Il faudrait que je raconte, un jour, comment j’ai trouvé le nom de l’Ombre.
C’est une plaisanterie, bien évidemment. J’ai simplement utilisé mon imagination débordante et observé que la forme mouvante aux couleurs de la nuit derrière moi porterait bien un nom du genre. J’avais pensé à lui donner un nom un peu ridicule, ou rassurant, pour avoir moins peur d’elle, mais tout compte fait j’en avais déduit que “Gribouille” n’était peut-être pas un si bon choix. Et je me voyais mal, si un jour je devais parler d’elle, raconter le cauchemar que me faisait vivre Gribouille au quotidien.
Et puis, l’Ombre, c’est assez alarmant seul pour que le commun des mortels comprenne qu’il ne s’agit d’un poney sur un arc-en-ciel.
Mais pour le moment je ne compte pas en parler à qui que ce soit. Je me vois mal supporter des regards inquiets, surpris, désabusés. D’autant plus que personne ne la voit. Et les gens ont du mal à croire en ce qu’ils ne voient pas – hormis quelques rares étranges exceptions. C’est peut-être bizarre, mais j’ai l’impression que l’Ombre est un secret que je dois protéger, que personne ne doit la voir, au risque qu’ils me pointent du doigt et rient, qu’ils m’enferment, qu’ils m’excluent davantage. La société est une ruche. Tout bourdonne, tout va vite, personne n’a le temps de s’attarder sur tes problèmes. D’autant plus lorsque ton problème est une espèce de Démon sorti des Enfers.
A vrai dire je ne sais toujours pas ce que c’est. Je ne sais pas si je trouverai un jour, où si l’une de nous deux disparaîtra avant.
Tiens.
Quand on parle du Loup, on en voit la forme sombre apparaître.
— Salut, Ombre, je dis.
Peut-être s’agit-il d’une folie sous-jacente – même si j’abhorre ce mot il semble être le plus simple à comprendre pour beaucoup – mais j’ai pris l’habitude de la saluer. Comme une excuse de la déranger, comme si lui parler la rendait un peu moins terrifiante.

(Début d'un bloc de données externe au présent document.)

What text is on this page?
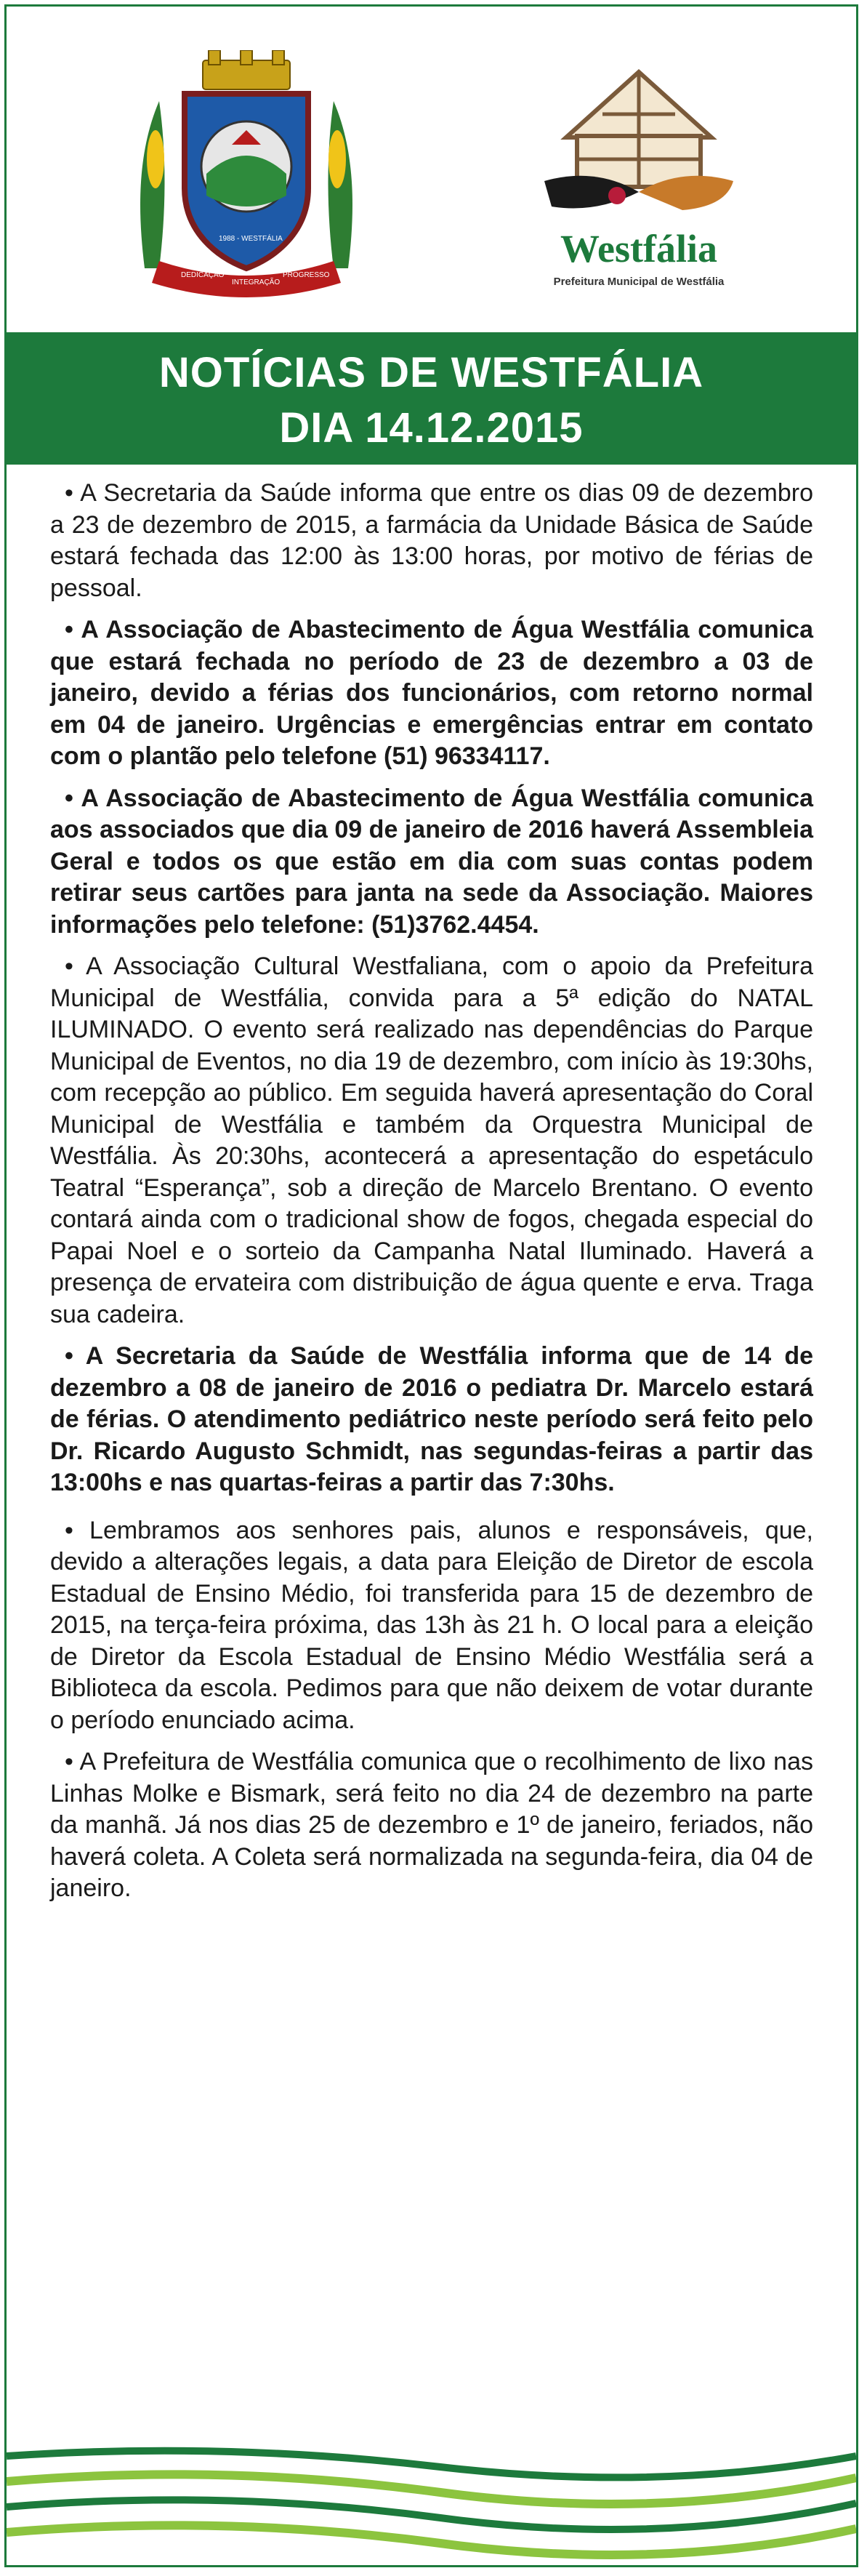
DEDICAÇÃO
INTEGRAÇÃO
PROGRESSO
1988 - WESTFÁLIA	Westfália
Prefeitura Municipal de Westfália
NOTÍCIAS DE WESTFÁLIA
DIA 14.12.2015

• A Secretaria da Saúde informa que entre os dias 09 de dezembro a 23 de dezembro de 2015, a farmácia da Unidade Básica de Saúde estará fechada das 12:00 às 13:00 horas, por motivo de férias de pessoal.

• A Associação de Abastecimento de Água Westfália comunica que estará fechada no período de 23 de dezembro a 03 de janeiro, devido a férias dos funcionários, com retorno normal em 04 de janeiro. Urgências e emergências entrar em contato com o plantão pelo telefone (51) 96334117.

• A Associação de Abastecimento de Água Westfália comunica aos associados que dia 09 de janeiro de 2016 haverá Assembleia Geral e todos os que estão em dia com suas contas podem retirar seus cartões para janta na sede da Associação. Maiores informações pelo telefone: (51)3762.4454.

• A Associação Cultural Westfaliana, com o apoio da Prefeitura Municipal de Westfália, convida para a 5ª edição do NATAL ILUMINADO. O evento será realizado nas dependências do Parque Municipal de Eventos, no dia 19 de dezembro, com início às 19:30hs, com recepção ao público. Em seguida haverá apresentação do Coral Municipal de Westfália e também da Orquestra Municipal de Westfália. Às 20:30hs, acontecerá a apresentação do espetáculo Teatral “Esperança”, sob a direção de Marcelo Brentano. O evento contará ainda com o tradicional show de fogos, chegada especial do Papai Noel e o sorteio da Campanha Natal Iluminado. Haverá a presença de ervateira com distribuição de água quente e erva. Traga sua cadeira.

• A Secretaria da Saúde de Westfália informa que de 14 de dezembro a 08 de janeiro de 2016 o pediatra Dr. Marcelo estará de férias. O atendimento pediátrico neste período será feito pelo Dr. Ricardo Augusto Schmidt, nas segundas-feiras a partir das 13:00hs e nas quartas-feiras a partir das 7:30hs.

• Lembramos aos senhores pais, alunos e responsáveis, que, devido a alterações legais, a data para Eleição de Diretor de escola Estadual de Ensino Médio, foi transferida para 15 de dezembro de 2015, na terça-feira próxima, das 13h às 21 h. O local para a eleição de Diretor da Escola Estadual de Ensino Médio Westfália será a Biblioteca da escola. Pedimos para que não deixem de votar durante o período enunciado acima.

• A Prefeitura de Westfália comunica que o recolhimento de lixo nas Linhas Molke e Bismark, será feito no dia 24 de dezembro na parte da manhã. Já nos dias 25 de dezembro e 1º de janeiro, feriados, não haverá coleta. A Coleta será normalizada na segunda-feira, dia 04 de janeiro.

Comme d’habitude aucune réponse. Mais maintenant, je comprends un peu mieux son fonctionnement, et je sais pourquoi elle est là, alors que nous ne sommes que le matin. D’habitude elle arrive le soir. Mais aujourd’hui, j’ai quelque chose d’important. Je ne sais pas si on peut réellement appeler cela “important”, je sais juste qu’il l’est, pour moi.
Une simple présentation orale.
Oh, vous pouvez rire, si vous voulez. Mais à 15h précisément, il me faudra me lever de ma chaise, tenir entre mes mains tremblantes ma feuille et lire d’une voix haute et claire devant une classe de trente autres étudiants une production personnelle. Et depuis que la présence de l’Ombre n’est devenue qu’une peur constante à laquelle je me suis tellement habituée qu’elle n’est devenue plus qu’une terreur engourdie, ce qu’il va se passer relève presque de l’horreur.
Je ne veux pas passer devant eux.
Je ne veux pas qu’ils voient à quel point je suis mauvaise.
Qu’ils me jugent.
Qu’ils rient.
Et si j’étais mal habillée ? Et si mes cheveux étaient bizarres ? Et si j’avais une tâche quelque part ? Et si j’allais dire quelque chose de complètement absurde ? Et si, et si, et si ? J’en viens à enchaîner tellement de questions plus dures à affronter les unes que les autres que je n’ai même plus l’impression d’avoir le temps de traiter leur information.
Et ça recommence. J’ai l’impression de mourir. Mon cœur bat dans mes tempes, et ma respiration est plus chaotique qu’après une course de fond. La seule technique que je connais dans ces moments-là, c’est enfoncer mes ongles dans ma peau pour me rappeler que je ne suis pas qu’un amas de pensées noires mais bien une personne, avec un corps, dont les pieds sont posés contre le sol. Quand ça arrive, il m’est tellement facile de me faire happer par tout ça. Comme si mon âme perdait mon corps pour se faire attirer dans une mer agitée, violente, qui me hurle toutes sortes de faits, mots, idées, plus noirs les uns que les autres. Et lorsqu’elle revient dans la réalité, elle retrouve une chose tremblante, repliée en boule, effrayée du moindre bruit, qui tente de remplir ses poumons d’airs mais qui paraît être encore dans cette étendue d’eau salée. Je déteste l’eau salée. Elle s’infiltre dans chaque coupure, chaque blessure. Et je déteste la sensation de douleur que ça entraîne.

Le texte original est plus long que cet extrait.